CrowdStrike: Reboot to Stability

The recent incident with CrowdStrike is a big one in computing history. This is the biggest outage that the world has faced without encountering a cyber attack. In order to not face such an unnecessary and easily avoidable issue, we need to set the context right. In the last decade, we have seen a major shift in the adoption of cloud services instead of going infrastructure mode. The incentive is that in order to create your own infrastructure, a lot of capital expenditure is required. The cloud services on the other hand tend to offer flexibility by providing subscription based adoption depending upon your business needs. This has pushed for an overhaul of the business strategies across the world.

The three major cloud services, AWS (from Amazon), Azure (from Microsoft), and GCP (from Google) were and are the major beneficiaries of this approach. Though AWS is still the popular choice, the service sector heavily relies on Microsoft Azure cloud services. Microsoft has seen a major uplift in their image especially in the last decade with their adoption of Linux based operating system in Azure. While Microsoft Azure services are available with these more secure operating systems, the majority of their clusters rely heavily on Windows Server. The service sectors such as banks, airlines, railways, and news media are the most susceptible to get attracted to the ease-of-use operating systems idea and thus end up with subscriptions that include Microsoft Windows or Windows Server.

Now, this does not necessarily mean Microsoft Windows or Windows Server are a bad lot, but it certainly establishes their vulnerability. We have heard some news in the past that Microsoft is going soft on Linux and ready to adopt it in its core. But, the sad part is that the adoption remained secluded to the additional Azure services and Windows subsystems. The change at the kernel level which is the heart and brain of an operating system is something that we haven’t and won’t be seeing too.

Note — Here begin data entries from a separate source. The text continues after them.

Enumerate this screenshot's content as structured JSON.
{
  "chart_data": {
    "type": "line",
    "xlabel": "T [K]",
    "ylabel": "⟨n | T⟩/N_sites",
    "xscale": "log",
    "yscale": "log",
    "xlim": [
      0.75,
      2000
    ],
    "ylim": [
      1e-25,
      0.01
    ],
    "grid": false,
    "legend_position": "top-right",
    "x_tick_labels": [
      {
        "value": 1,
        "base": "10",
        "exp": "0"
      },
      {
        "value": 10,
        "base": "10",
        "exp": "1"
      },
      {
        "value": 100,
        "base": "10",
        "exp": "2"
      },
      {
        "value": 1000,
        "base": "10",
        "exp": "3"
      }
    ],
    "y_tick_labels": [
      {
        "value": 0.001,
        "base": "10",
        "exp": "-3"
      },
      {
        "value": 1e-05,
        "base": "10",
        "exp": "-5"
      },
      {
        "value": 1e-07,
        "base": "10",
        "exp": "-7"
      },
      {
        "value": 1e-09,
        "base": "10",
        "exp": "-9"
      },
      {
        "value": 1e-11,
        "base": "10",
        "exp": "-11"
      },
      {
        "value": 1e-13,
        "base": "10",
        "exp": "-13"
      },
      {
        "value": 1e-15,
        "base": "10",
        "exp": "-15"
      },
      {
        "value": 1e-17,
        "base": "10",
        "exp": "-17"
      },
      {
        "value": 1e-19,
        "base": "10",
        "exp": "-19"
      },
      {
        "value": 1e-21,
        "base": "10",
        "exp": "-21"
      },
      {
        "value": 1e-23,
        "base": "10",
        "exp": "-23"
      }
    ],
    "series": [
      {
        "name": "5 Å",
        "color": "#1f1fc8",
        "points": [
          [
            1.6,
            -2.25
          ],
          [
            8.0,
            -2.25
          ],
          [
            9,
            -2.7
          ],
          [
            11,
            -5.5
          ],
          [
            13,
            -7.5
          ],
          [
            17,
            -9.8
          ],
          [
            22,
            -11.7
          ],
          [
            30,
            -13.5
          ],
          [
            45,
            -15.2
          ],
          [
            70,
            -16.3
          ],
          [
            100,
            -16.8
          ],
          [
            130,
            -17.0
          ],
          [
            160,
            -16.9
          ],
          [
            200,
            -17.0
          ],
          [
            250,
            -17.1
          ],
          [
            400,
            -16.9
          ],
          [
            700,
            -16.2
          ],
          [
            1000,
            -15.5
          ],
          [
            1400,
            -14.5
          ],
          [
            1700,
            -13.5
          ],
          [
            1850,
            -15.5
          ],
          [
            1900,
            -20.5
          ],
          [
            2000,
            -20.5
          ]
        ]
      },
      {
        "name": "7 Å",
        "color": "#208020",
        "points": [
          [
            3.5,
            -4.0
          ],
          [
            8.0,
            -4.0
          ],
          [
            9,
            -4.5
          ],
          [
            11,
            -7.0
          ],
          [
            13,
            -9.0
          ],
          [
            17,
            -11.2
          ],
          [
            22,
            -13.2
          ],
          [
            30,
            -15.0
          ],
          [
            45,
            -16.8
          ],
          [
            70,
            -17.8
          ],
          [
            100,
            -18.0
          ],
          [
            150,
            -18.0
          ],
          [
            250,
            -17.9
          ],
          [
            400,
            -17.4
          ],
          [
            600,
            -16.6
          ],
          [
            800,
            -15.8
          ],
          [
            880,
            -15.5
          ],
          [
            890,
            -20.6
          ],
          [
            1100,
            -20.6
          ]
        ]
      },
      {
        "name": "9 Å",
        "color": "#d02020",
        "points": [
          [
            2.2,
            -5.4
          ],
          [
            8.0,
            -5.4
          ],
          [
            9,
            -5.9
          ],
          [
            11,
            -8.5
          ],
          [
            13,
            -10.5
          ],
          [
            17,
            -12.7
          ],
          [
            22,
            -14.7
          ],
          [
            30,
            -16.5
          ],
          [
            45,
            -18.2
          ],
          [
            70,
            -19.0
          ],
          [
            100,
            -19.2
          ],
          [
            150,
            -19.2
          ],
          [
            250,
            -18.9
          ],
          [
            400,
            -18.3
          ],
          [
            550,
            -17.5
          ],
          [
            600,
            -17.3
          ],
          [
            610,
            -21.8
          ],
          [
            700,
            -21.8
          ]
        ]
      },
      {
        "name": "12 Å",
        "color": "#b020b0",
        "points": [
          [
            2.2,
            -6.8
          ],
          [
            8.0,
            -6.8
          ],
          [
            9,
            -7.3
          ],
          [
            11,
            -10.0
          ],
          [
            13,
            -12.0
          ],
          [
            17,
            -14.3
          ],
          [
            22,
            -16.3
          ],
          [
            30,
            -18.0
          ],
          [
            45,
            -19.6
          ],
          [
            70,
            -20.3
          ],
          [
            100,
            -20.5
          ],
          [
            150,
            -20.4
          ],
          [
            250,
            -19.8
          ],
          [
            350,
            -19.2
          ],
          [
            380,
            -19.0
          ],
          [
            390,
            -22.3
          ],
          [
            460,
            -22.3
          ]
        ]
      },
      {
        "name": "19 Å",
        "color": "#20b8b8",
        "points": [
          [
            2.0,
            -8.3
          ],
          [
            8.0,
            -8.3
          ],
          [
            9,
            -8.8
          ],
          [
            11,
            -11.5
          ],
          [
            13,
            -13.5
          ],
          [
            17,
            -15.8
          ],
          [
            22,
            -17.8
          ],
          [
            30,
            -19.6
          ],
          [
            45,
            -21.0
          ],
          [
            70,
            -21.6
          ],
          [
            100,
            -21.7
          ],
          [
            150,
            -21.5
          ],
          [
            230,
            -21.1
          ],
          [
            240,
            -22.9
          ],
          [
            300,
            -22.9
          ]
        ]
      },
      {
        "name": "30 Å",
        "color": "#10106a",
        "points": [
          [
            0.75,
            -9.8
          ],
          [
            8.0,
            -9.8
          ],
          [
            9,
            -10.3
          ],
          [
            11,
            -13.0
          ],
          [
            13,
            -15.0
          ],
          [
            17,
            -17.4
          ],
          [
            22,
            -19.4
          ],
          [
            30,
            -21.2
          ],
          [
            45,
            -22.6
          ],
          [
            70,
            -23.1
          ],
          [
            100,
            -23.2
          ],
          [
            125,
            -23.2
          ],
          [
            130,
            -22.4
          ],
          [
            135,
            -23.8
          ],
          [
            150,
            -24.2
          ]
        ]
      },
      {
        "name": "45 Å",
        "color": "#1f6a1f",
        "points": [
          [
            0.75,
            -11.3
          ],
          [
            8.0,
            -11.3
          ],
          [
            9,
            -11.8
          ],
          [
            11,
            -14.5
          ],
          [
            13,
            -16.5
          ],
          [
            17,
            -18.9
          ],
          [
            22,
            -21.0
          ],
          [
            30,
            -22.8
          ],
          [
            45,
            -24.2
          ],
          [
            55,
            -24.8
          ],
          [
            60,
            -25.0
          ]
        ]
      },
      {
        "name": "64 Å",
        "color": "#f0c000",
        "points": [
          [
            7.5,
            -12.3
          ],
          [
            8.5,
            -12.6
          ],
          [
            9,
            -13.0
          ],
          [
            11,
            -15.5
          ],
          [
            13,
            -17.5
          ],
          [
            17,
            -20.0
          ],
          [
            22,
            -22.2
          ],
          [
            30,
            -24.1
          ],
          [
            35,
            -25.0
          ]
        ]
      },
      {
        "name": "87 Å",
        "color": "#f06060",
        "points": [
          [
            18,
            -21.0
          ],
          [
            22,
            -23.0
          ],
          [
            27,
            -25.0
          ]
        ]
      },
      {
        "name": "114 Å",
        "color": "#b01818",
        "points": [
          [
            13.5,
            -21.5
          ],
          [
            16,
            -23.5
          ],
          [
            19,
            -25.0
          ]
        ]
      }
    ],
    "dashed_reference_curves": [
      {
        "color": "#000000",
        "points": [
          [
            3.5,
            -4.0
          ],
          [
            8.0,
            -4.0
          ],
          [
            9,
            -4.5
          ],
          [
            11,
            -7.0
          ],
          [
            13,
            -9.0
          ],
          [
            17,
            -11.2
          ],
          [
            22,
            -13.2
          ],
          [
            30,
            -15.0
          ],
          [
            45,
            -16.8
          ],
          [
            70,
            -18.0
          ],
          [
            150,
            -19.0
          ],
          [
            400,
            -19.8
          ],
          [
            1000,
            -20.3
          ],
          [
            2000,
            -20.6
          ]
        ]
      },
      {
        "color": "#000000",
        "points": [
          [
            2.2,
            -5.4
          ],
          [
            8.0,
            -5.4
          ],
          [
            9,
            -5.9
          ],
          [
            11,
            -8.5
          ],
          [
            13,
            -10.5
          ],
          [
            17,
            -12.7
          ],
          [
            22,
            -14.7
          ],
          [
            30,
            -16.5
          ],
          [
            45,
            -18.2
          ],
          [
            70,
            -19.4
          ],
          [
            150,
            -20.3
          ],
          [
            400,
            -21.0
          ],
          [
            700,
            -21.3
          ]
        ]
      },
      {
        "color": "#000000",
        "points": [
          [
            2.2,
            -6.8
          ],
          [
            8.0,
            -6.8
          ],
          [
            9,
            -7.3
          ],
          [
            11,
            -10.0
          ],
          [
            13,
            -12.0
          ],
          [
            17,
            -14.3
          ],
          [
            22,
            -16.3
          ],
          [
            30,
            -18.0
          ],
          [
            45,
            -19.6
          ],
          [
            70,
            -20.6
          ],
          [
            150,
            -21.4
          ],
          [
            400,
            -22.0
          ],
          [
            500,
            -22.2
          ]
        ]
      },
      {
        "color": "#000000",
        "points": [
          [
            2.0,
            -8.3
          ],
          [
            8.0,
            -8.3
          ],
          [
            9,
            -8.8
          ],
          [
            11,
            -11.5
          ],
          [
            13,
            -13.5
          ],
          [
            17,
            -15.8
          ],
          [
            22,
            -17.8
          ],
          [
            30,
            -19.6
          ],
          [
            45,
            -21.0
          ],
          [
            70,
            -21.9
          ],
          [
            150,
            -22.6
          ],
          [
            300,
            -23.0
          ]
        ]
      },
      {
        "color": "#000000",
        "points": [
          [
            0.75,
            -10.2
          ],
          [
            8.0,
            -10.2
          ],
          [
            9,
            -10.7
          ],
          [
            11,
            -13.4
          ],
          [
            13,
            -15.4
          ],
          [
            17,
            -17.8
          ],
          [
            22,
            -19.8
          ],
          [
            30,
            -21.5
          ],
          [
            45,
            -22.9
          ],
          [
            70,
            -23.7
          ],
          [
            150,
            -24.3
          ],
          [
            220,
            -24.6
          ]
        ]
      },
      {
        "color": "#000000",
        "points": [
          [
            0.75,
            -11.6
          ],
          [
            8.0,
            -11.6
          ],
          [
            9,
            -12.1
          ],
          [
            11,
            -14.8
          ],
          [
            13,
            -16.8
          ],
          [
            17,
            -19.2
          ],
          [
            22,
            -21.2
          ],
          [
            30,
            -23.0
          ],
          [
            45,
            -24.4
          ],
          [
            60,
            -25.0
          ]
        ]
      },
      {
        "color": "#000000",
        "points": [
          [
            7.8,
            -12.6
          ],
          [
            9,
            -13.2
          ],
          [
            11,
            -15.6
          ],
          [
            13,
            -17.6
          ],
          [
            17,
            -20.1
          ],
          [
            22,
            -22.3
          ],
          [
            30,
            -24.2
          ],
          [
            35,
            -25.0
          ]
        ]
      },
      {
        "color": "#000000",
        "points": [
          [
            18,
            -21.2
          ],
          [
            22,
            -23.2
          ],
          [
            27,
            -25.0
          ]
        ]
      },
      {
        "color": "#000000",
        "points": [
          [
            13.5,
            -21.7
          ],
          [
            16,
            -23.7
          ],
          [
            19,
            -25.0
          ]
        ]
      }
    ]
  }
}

And, we can’t blame Microsoft for not getting rid of their core product.

The other major factor that I see and that certainly amounts to some accountability are the race at which the release cycles are planned nowadays and the unplanned layoffs that company readily adopts owing to its restructuring ideas. In the current industrial trend, this might get overlooked especially when a bunch of nincompoops are constantly trying to justify every idea that comes out of the mouth of a head of department. Nobody is ready to do a thorough impact analysis on the team dynamics. Instead, these decisions are poorly based on only the financial data of the company. To top that, going GA (or general availability) frequently with a shorthand staff is something that needs a deep dive and introspection especially when this is becoming a fashion in the IT industry.

This is important to understand because how the team works heavily guides the quality of the software that comes out. Speaking from experience, the development and QA teams generally practice a dangerous trend of ignoring the errors or bugs while developing or testing the software. The last minute impact is mostly on documentation teams to either create a knowledge base (KB) article or get the messaging done right for the user interface impact. A special breed of writers known as UX writers carefully analyzes it and guides the development team to put forward the error messages right. This trend is easy and helps the QA team to test better sometimes owing to the fact that the entire team can focus on finding major impacting bugs.

Unfortunately, CrowdStrike had laid off a number of employees in the last year that actually dealt with such scenarios in the name of return to office (or RTO) mandate meaning that those employees who were comfortably working from remote locations and did not wish to return to offices were impacted. This was in fact done in many companies but since CrowdStrike is too big of an organization to fail, the excuse becomes pardonable. Ironically, the impact isn’t.